Between the weight gain and the acne outbreaks Bianca was in hell.
“It was really hard to deal with, made me want to go back on ice, but I knew I had to hang it out,” she said.
At the height of her addiction Bianca said she didn’t eat much but once off the drug she couldn’t eat enough.
“All I was doing was eating and sleeping, my body was craving everything because it had been deprived for so long,” she said.
“Young kids don’t know the toll ice takes on the body, every part of the body is affected. The muscles, bones, internal organs, skin, your hair thins.
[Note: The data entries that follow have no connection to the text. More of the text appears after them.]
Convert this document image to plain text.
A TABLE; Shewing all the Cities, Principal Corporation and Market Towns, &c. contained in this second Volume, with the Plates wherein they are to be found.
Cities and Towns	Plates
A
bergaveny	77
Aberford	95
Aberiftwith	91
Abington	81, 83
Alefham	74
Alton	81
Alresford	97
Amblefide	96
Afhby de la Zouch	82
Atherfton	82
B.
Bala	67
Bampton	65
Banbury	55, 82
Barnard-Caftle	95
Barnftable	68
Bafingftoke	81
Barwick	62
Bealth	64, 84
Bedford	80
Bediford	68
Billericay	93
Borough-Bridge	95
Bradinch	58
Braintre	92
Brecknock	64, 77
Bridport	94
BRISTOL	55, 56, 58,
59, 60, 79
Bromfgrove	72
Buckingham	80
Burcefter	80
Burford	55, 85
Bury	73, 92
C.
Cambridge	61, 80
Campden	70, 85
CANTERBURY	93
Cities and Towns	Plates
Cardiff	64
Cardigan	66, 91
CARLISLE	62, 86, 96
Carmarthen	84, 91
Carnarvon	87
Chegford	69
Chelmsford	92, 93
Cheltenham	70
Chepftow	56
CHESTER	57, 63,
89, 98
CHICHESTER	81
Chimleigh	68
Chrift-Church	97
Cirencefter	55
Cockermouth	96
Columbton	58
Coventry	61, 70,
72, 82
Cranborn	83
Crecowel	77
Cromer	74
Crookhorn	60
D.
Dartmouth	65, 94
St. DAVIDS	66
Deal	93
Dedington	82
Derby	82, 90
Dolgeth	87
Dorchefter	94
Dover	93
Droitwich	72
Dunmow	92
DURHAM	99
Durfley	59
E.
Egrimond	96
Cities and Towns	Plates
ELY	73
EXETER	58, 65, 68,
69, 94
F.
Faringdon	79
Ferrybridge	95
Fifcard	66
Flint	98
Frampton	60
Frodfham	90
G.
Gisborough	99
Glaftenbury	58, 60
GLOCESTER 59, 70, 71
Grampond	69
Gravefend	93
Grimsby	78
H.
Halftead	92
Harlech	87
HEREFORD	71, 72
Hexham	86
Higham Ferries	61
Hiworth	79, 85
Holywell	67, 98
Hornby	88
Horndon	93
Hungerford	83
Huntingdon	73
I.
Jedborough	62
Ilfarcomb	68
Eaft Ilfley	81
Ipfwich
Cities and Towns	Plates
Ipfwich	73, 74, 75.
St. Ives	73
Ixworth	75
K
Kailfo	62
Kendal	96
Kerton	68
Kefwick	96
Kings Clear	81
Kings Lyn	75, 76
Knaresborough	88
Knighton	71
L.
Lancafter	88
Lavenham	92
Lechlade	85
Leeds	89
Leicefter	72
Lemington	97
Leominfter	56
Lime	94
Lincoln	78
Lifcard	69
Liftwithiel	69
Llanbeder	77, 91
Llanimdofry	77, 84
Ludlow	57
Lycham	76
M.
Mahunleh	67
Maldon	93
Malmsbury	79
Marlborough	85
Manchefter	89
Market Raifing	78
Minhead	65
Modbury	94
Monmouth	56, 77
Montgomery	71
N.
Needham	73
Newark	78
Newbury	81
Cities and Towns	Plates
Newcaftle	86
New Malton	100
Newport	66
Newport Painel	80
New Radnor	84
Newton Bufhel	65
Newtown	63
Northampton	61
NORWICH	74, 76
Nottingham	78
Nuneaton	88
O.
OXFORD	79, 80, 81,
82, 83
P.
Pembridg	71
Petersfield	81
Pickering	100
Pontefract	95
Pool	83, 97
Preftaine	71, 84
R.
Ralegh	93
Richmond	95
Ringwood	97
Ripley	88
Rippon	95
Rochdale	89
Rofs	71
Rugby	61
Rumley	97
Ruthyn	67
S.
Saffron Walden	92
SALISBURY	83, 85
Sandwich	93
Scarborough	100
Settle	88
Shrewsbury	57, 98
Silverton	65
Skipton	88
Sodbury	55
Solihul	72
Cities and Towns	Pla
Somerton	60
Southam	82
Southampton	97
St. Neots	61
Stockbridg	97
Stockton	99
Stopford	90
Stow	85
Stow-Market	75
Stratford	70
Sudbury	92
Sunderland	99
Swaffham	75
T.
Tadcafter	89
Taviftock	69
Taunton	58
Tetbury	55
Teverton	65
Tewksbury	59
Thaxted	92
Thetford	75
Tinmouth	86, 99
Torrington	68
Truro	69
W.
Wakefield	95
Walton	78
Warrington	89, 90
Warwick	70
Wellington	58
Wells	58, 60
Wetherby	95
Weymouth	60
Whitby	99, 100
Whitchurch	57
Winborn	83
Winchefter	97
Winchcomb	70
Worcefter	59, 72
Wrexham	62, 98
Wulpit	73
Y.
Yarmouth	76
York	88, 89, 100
“My hair just started growing back, your hair falls out when you use. I destroyed all my internal organs.”
The detox got so hard that Bianca didn’t even want to leave the house.
“At first I didn’t want photos, but now I want them because in the end when I’ve smashed it, I’ve got something to look back on.”
Bianca said the repercussions on the body isn’t something a user thinks about.
“You think you’ll just get off it and it’ll be fine, the last thing you think is that your body will need to recover from it.
“I knew my mind would have to recover from the addiction but not my body.”
Bianca recalls sleeping in cars around the south-east suburbs for eight months as hitting rock bottom.
“You surround yourself with people that you don’t know, everyone’s a stranger but they are all you have,” she said.
“The strangers are the closest people to you at that time, they are the people you sell to and deal with.”
These are now the same people Bianca has had to disassociate with completely to avoid relapsing like she has in the past.
Having pushed away old friends due to ice, and then pushing away the new wave of friends because of ice, Bianca can now say she has a new group of friends … because of ice.
But they all have one thing in common – ice isn’t in their future.
These people are all a part of former drug dealer and addict Glenn Munso’s Youth YOU drug rehabilitation program and gym in Hallam.
Bianca said Glenn’s program works because decisions aren’t taken away from addicts like they are with other drug rehabilitation clinics.
“Youth YOU gives you the tools to make decisions for yourself, its empowering,” she said.
“I’ve been in rehab before and your choices get taken away from you, you’re locked away from the environment you are used to and when you are released back into that environment drugs are the first thing you want to do.
“With Glenn you have the choice, you either want to be there or you don’t.”
A proud Bianca, has a new found energy, far away from her former anxiety-riddled self.
“At the start ice gave me a feeling like no other, at the end it was an anti-anxiety medication.
“It did the opposite to what it did in the beginning – I just needed it to survive.”
And she offers the advice “you can’t hate yourself that bad to want to do ice – because that’s all it is, punishing yourself”.
Now Bianca is proud to say she just punishes herself every day in the gym.